TheSwamp

Code Red => VB(A) => Topic started by: rogue on June 19, 2008, 06:45:05 AM

Title: Failed Boolean operations
Post by: rogue on June 19, 2008, 06:45:05 AM
It's a simple enough project - take some rectangular solids that have had some machining done to them, recreate the original, rectangular solid in the same place, and do a boolean subtract, the result of which gives me the machining only .. a "negative" of the machined solid, in a way.

The code loops thru an entire assembly of these solids, in effect showing an entire product in this fashion. It works perfectly - 95% of the time. When it works perfectly, every single solid in the assembly comes back with only the machining showing. But ocasionally, it fails, and every single solid in the assembly comes back as a rectangular slab - the boolean subtract operation is failing on every single solid in the product.

When it fails, it fails always on the same product, and on every part in that same product. When it works, it always works on every single part in the product. The products it works on, it always seems to work on. The products it doesnt work on, it always doesnt work on. Except, occasionally, every few days, one that failed previously, would now work.

Ive checked the origins of each solid, the original vs the new clone. relative to each other. They seem to be exact, or at least to 6 decimal places. I would think that even being slightly off would give me a subtract result showing .001 of an entire face, etc... but it doesnt. After the routine fails, I can manually go back and do the subtract operation successfully.

I spent the last 2 days trimming down something to post here - I trimmed down the drawing to 2 assemblies, one of which works, and one of which didnt - and then started removing modules in the code, etc, to get something easier for you guys to follow. And I made sure that, while I was doing this, that one assembly still failed, and one still worked - until this morning. Now  both assemblies work - in both the trimmed down code, and the original code. In the original drawing, the original code still fails on the same assmbly of solids. (I cant run the trimmed down code on the original drawing, but I dont think thats the issue.)

WTF? This is driving me nuts! Is there something in the process of boolean subtraction that can generate a failure? There is no return code for the subtraction operation? For whats its worth, here is the process I use:

1) Loop thru the assembly of solids and add each one to a collection. (works successfully)
2) Take the collection and do a copyobjects. ( I dont want to modify the original solids)  (works successfully)
3) Loop the copied objects and store the handles.   (works successfully)
4) Then, for each individual copied object, do the following:
    4a) create another solid in the same place    (works successfully)
    4b) do a subtraction operation on the new, rectangular solid, and the copy of the machined solid. (sometimes fails)
    4c) drop the copied solid into a blockref (works, even with the failed rectangular slab)
    4d) start a new document, and do a copyobject from the source, to the destination, document (always works)
    4e) delete the original blockref from the source document (always works)

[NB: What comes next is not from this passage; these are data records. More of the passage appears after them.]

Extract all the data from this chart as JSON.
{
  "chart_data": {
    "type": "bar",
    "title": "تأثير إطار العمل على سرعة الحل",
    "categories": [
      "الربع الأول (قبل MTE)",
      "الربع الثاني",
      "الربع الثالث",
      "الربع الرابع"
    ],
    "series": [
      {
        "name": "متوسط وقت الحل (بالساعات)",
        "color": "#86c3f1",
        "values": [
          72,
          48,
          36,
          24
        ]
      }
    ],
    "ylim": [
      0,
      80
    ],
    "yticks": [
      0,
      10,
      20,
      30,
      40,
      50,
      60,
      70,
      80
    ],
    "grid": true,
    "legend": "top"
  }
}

Any ideas on where i can even *start* to look, to find this bug?

thanks, guys ...
Title: Re: Failed Boolean operations
Post by: Jeff_M on June 19, 2008, 11:08:48 AM
without code or sample drawing, the only thing I can think of is to remove any On Error Resume Next lines you may have used. Let it error and that should point you to the problem area.
Title: Re: Failed Boolean operations
Post by: rogue on June 23, 2008, 05:58:34 AM
Update:

I've narrowed it down a bit; it seems that the copyobjects comand, when run and a large amount of obects are copied from a collection, will successfully return an array of copied objects, but it seems that the location of each copied object within the returned array is not necessarily in the same location as the parent collection; ie, if I copy a collection of 50 solids named Solid1, Solid2 ... Solid49, Solid50, the returned collection may have the copied solids starting with Solid2,Solid3 ... Solid50, Solid1. So I was trying to do a subraction operation with the wrong copied part.

Why this behaviour is sometimes happening, I am not sure; for now, I am using a workaround of not using the copyobjects command and using the individual object.copy method.